If the matter had proceeded normally, attention would have been given to other questions. Is there a flat rule against selling port facilities to companies that operate under foreign flags? Since the ports in question were being operated by a British company, such a national prohibition would have been new. That does not mean it would have been irrational, because it might be persuasively contended that in an age in which terrorist leverage is especially to be guarded against, what was OK under the rule of free trade and global economic impartiality is no longer OK.


That argument can logically be extended to weigh against any building rising beyond a given number of stories.

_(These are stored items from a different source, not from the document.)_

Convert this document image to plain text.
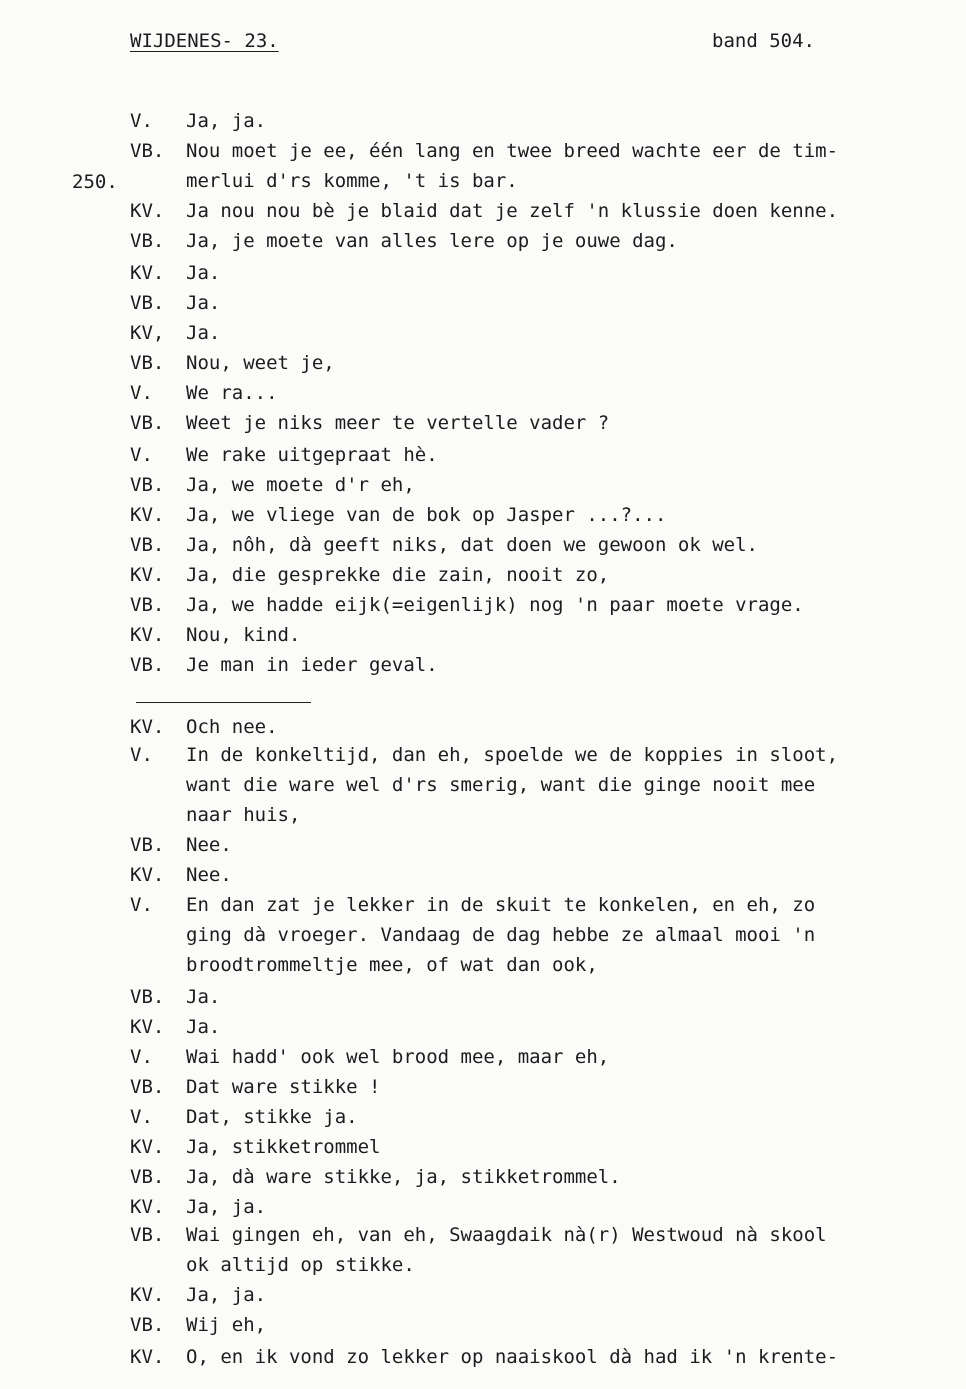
WIJDENES- 23.	band 504.
250.
V. Ja, ja.
VB. Nou moet je ee, één lang en twee breed wachte eer de tim-
merlui d'rs komme, 't is bar.
KV. Ja nou nou bè je blaid dat je zelf 'n klussie doen kenne.
VB. Ja, je moete van alles lere op je ouwe dag.
KV. Ja.
VB. Ja.
KV, Ja.
VB. Nou, weet je,
V. We ra...
VB. Weet je niks meer te vertelle vader ?
V. We rake uitgepraat hè.
VB. Ja, we moete d'r eh,
KV. Ja, we vliege van de bok op Jasper ...?...
VB. Ja, nôh, dà geeft niks, dat doen we gewoon ok wel.
KV. Ja, die gesprekke die zain, nooit zo,
VB. Ja, we hadde eijk(=eigenlijk) nog 'n paar moete vrage.
KV. Nou, kind.
VB. Je man in ieder geval.
KV. Och nee.
V. In de konkeltijd, dan eh, spoelde we de koppies in sloot,
want die ware wel d'rs smerig, want die ginge nooit mee
naar huis,
VB. Nee.
KV. Nee.
V. En dan zat je lekker in de skuit te konkelen, en eh, zo
ging dà vroeger. Vandaag de dag hebbe ze almaal mooi 'n
broodtrommeltje mee, of wat dan ook,
VB. Ja.
KV. Ja.
V. Wai hadd' ook wel brood mee, maar eh,
VB. Dat ware stikke !
V. Dat, stikke ja.
KV. Ja, stikketrommel
VB. Ja, dà ware stikke, ja, stikketrommel.
KV. Ja, ja.
VB. Wai gingen eh, van eh, Swaagdaik nà(r) Westwoud nà skool
ok altijd op stikke.
KV. Ja, ja.
VB. Wij eh,
KV. O, en ik vond zo lekker op naaiskool dà had ik 'n krente-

The vulnerability of the twin towers was in some respects owing to their height above the ground. Critics of the Dubai deal have pointed out that only a small amount of commerce is actually examined at our ports of entry and that this must be reformed. The reform could of course take place irrespective of who owns the port facilities. How incoming goods are examined is something left to Customs and Coast Guard and security forces. And these agencies would operate under rules that would not change whether the owner of the port was foreign or American.


Yet the mere feel of port facilities owned by (a) foreigners, (b) a despot kingdom, (c) Muslims, (d) sitting there in the Persian Gulf a stone’s throw from Iran … Well, Americans aren’t isolationists, but too much is too much.


The White House recognized force majeure. The president did not repeat his threat to veto congressional intervention in the deal. The 62-2 vote in the House Appropriations Committee, the 70 percent opposed in the CBS News poll, carried the day. And it was manifestly a relief to the White House that the deal was aborted without a political showdown, which the president would have lost.


Will there be bad blood? Yes, even though the emir isn’t likely to lose a great deal from properties that have depreciated in virtue of this round of capital immobility. There is, also, the matter of pride. The U.S. diplomatic apparatus will look for opportunities to say pleasant things about Dubai, and the emir will be consoled by the strategic satisfactions of continuing to engage in commerce with the West.